Charles Manson’s ‘Disruptive’ Attorney Irving Kanarek Dies. Charles Lives Still At A Secure Address

Charles Manson's 'Disruptive' Attorney Irving Kanarek Dies. Charles Lives Still At A Secure Address
Charles Manson's 'Disruptive' Attorney Irving Kanarek Dies. Charles Lives Still At A Secure Address

The lawyer who defended Charles Manson has died at age 100. Irving Kanarek (pictured above in 1970) defended the cult killer Manson whose macabre killings of actress Sharon Tate and six others created international headlines and intrigue.

The national spotlight that focused on Kanarek made his disruptive circus of courtroom tactics almost as fascinating as his bizarre clients. He also defended Jimmy Smith, whose murder of a police officer was told in the Joseph Wambaugh best seller ‘The Onion Field’. The Manson killings and the so-called Manson Family were described in prosecutor Vincent Bugliosi’s global best selling book on the murders, ‘Helter Skelter’ (See Bugliosi’s description of Kanarek below).

Charles Manson's 'Disruptive' Attorney Irving Kanarek Dies.
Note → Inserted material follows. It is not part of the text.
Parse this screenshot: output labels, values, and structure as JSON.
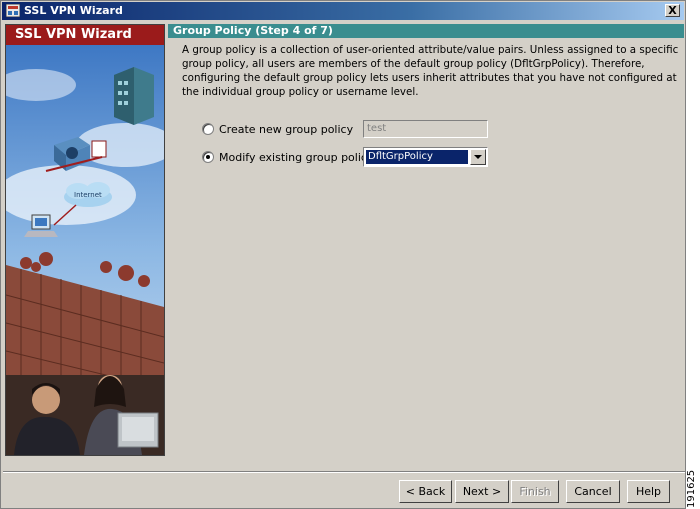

Charles Lives Still At A Secure Address

Those killings were among the most notorious crimes of the 1960s, and the national spotlight that focused on their trials made Kanarek’s disruptive and theatrical courtroom tactics almost as fascinating as his bizarre clients.

Manson’s family of odd young drifters were written about with fascination, along with Smith, the petty thief who could barely operate the pistol he carried.

For Kanarek, the trials were high points in a three-decade practice given to a more routine caseload of personal injury and damage claims. The law was not even his first calling. He had been an aerospace engineer for North American Aviation, but had lost his Air Force security clearance and his job after being falsely accused of Communist associations in the 1950s. He cleared his name, but the experience had soured him on science.

His first major case that lead to the ‘Onion Field’ killings arose in Los Angeles on a March night in 1963 with a routine traffic stop for a broken taillight on a car carrying Smith and a friend. As two officers approached, Mr. Smith and Mr. Powell drew guns, disarmed the officers and drove them 90 miles north to a remote onion farm near Bakersfield, California.

At the long-running Manson trial it was interesting that although Kanarek was well known for his tactics, every single attorney that served on the Tate-LaBianca trial, including Bugliosi, was cited or threatened with Contempt of Court by Judge Older at some point during the proceedings.

Bugliosi on Kanarek at the Manson Trial

Although little known elsewhere, Kanarek was something of a legend in the Los Angeles courts. The attorney’s obstructionist tactics had caused a number of judges to openly censure him from the bench. Kanarek stories were so common, and usually incredible, as to seem fictional when they were actually fact.

Prosecutor Burton Katz, for example, recalled that Kanarek once objected to a prosecution witness’s stating his own name because, having first heard his name from his mother, it was ‘hearsay.’

In the case of People vs. Goodman, Kanarek had stretched a simple theft case, which should have taken a few hours or a day at most, to three months. The amount stolen: $100. The cost to the taxpayers: $130,212.

In the case of People vs. Smith and Powell, Kanarek spent twelve and a half months of pre-trial motions. After an additional two months trying to pick a jury, Kanarek’s own client fired him in disgust. A year and a half after Irving Kanarek came onto the case, the jury still hadn’t been selected, nor a single witness called.

In the case of People vs. Bronson, Superior Court Judge Raymond Roberts told Kanarek:

‘I am doing my best to see that Mr. Bronson gets a fair trial in spite of you. I have never seen such obviously stupid, ill-advised questions of a witness. Are you paid by the word or by the hour that you can consume the Court’s time? You are the most obstructionist man I have ever met.’

Outside the presence of the jury, Judge Roberts defined Kanarek’s modus operandi as follows:

‘You take interminable lengths of time in cross-examining on the most minute, unimportant details; you ramble back and forth with no chronology of events, to just totally confuse everybody in the courtroom, to the utter frustration of the jury, the witnesses, and the judge.’

After examining the transcript, the Appellate Court found the judge’s remarks were not prejudicial but were substantiated by the trial record.